Wie sprichst Du eigentlich mit Dir? Finde die liebevolle Stimme in Dir und entwickele sie weiter.

„Sag mal – wie sprichst Du eigentlich mit mir?“, fragen wir den anderen aufgebracht. Doch wie sprichst Du eigentlich mit Dir selbst? Hast Du eine gute innere Stimme in Dir? Vielleicht fällt es Dir leicht, zu anderen freundlich zu sein und ihnen Mut zuzusprechen. Doch Du selbst quälst Dich vielleicht mit strengen Sätzen.
Wenn wir mit unseren Kindern sprechen, sind wir manchmal erschrocken, wenn wir uns selbst reden hören. Wir sagen die Sätze, die wir selbst nie hören mochten. Unsere Eltern, Geschwister, Großeltern und Lehrer beeinflussten unsere innere Stimme. Wenn uns etwas misslingt, sagen wir uns: „Ich hab’s ja gleich gewusst!“ Wir ziehen und zerren an uns in Gedanken.
Manchmal führen Schuldgefühle dazu, dass wir so strafend mit uns sprechen. In angespannten Situationen sind wir manchmal angewiesen auf gute Stimmen, die von außen kommen. Wir brauchen manchmal einen anderen Menschen, der uns sagt: „Du schaffst das! Du machst das doch gut!“ Wenn wir dann wieder alleine sind, hilft es uns, wenn wir uns daran erinnern, wie uns der andere Mut machte. Wir können dann innerlich seine Sätze wiederholen – wir haben eine „Repräsentanz“ von dem guten anderen Menschen in uns.
Besonders, wenn wir geschwächt und krank sind, kann es helfen, wenn wir uns liebevoll zureden. Als ich einmal eine Neuronitis vestibularis hatte, sagte ich mir immer wieder: „Ok, jetzt kommst Du gaanz langsam mit dem Kopf nach oben. Gut machst Du das. Und jetzt einen Schritt vor den anderen, ganz langsam. Jaa, sehr gut.“ Ich begleitete jeden meiner Schritte mit einer geduldigen Stimme. Es war fast meditativ. Vielleicht sprichst Du in der Schwäche auch so mit Dir.
Wenn wir in der Kindheit, als Heranwachsende und als Erwachsene häufig genug mit Menschen zusammen sind, die uns Gutes wollen und uns freundlich behandeln, dann übernehmen wir diese Art für uns selbst: Wir blicken liebevoll auf uns, wir sind geduldig mit uns selbst, wir sprechen freundlich mit uns. Wir haben uns die freundliche Art des anderen zu eigen gemacht. Und so erhalten wir eine freundliche „Selbstrepräsentanz“.

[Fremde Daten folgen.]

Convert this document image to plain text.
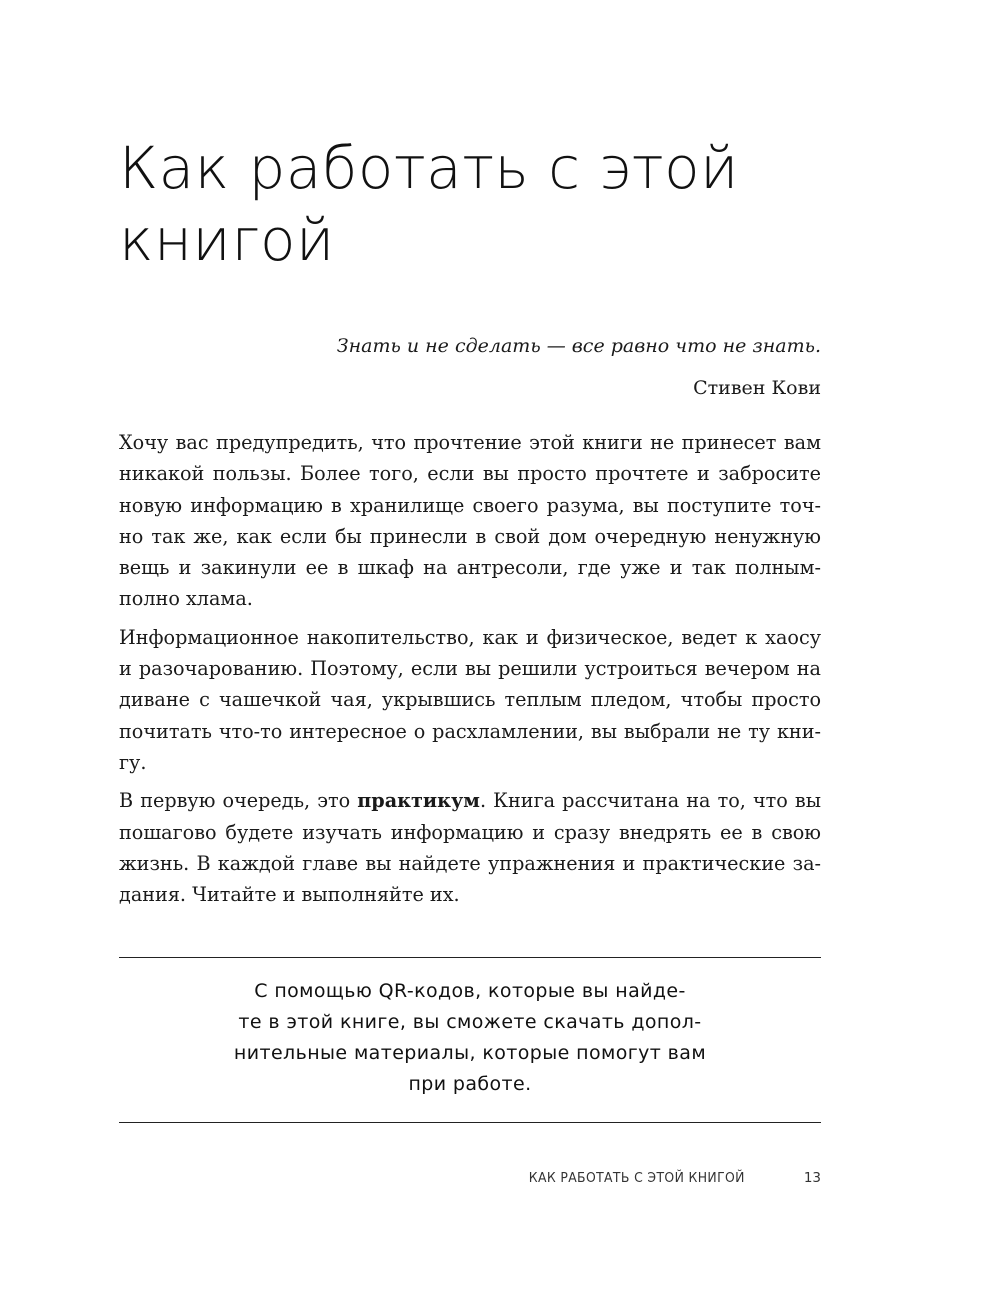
Как работать с этой
книгой
Знать и не сделать — все равно что не знать.
Стивен Кови

Хочу вас предупредить, что прочтение этой книги не принесет вам
никакой пользы. Более того, если вы просто прочтете и забросите
новую информацию в хранилище своего разума, вы поступите точ-
но так же, как если бы принесли в свой дом очередную ненужную
вещь и закинули ее в шкаф на антресоли, где уже и так полным-
полно хлама.

Информационное накопительство, как и физическое, ведет к хаосу
и разочарованию. Поэтому, если вы решили устроиться вечером на
диване с чашечкой чая, укрывшись теплым пледом, чтобы просто
почитать что-то интересное о расхламлении, вы выбрали не ту кни-
гу.

В первую очередь, это практикум. Книга рассчитана на то, что вы
пошагово будете изучать информацию и сразу внедрять ее в свою
жизнь. В каждой главе вы найдете упражнения и практические за-
дания. Читайте и выполняйте их.

С помощью QR-кодов, которые вы найде-
те в этой книге, вы сможете скачать допол-
нительные материалы, которые помогут вам
при работе.
КАК РАБОТАТЬ С ЭТОЙ КНИГОЙ	13
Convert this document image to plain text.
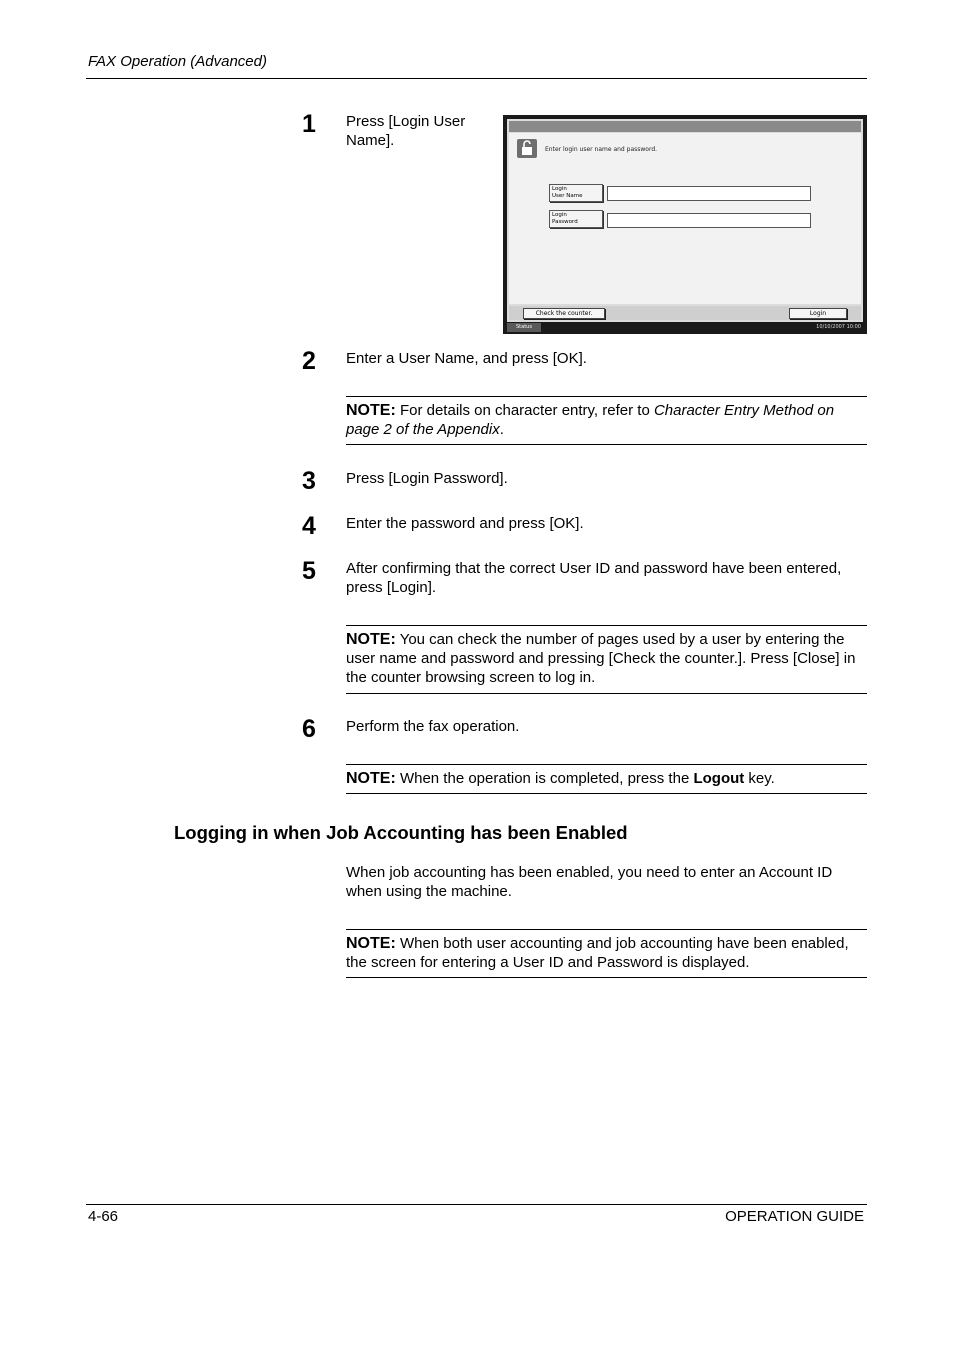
FAX Operation (Advanced)
1 Press [Login User Name].
Enter login user name and password.
Login
User Name
Login
Password
Check the counter.	Login
Status	10/10/2007 10:00
2 Enter a User Name, and press [OK].
NOTE: For details on character entry, refer to Character Entry Method on page 2 of the Appendix.
3 Press [Login Password].
4 Enter the password and press [OK].
5 After confirming that the correct User ID and password have been entered, press [Login].
NOTE: You can check the number of pages used by a user by entering the user name and password and pressing [Check the counter.]. Press [Close] in the counter browsing screen to log in.
6 Perform the fax operation.
NOTE: When the operation is completed, press the Logout key.
Logging in when Job Accounting has been Enabled
When job accounting has been enabled, you need to enter an Account ID when using the machine.
NOTE: When both user accounting and job accounting have been enabled, the screen for entering a User ID and Password is displayed.
4-66	OPERATION GUIDE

Beobachten, was wir uns selbst sagen
Es ist interessant, wenn wir uns selbst genauer beobachten. Wie sprichst Du mit Dir selbst? Was sagst Du zu Deinem Körper, zum Beispiel zu Deinem schmerzenden Magen? Sich das einmal bewusst zu machen, heißt, den Automatismus zu stoppen. Wenn wir unseren Kindern automatisch etwas gesagt haben, was wir selbst nie hören wollten, stehen wir oft hilflos vor diesem Vorgang. Doch können wir uns einmal fragen, welcher Glaube oder welche Angst hinter diesem oder jenem Satz steckt. Wir können das, was wir von unseren Kindern und von uns selbst glauben, in Frage stellen.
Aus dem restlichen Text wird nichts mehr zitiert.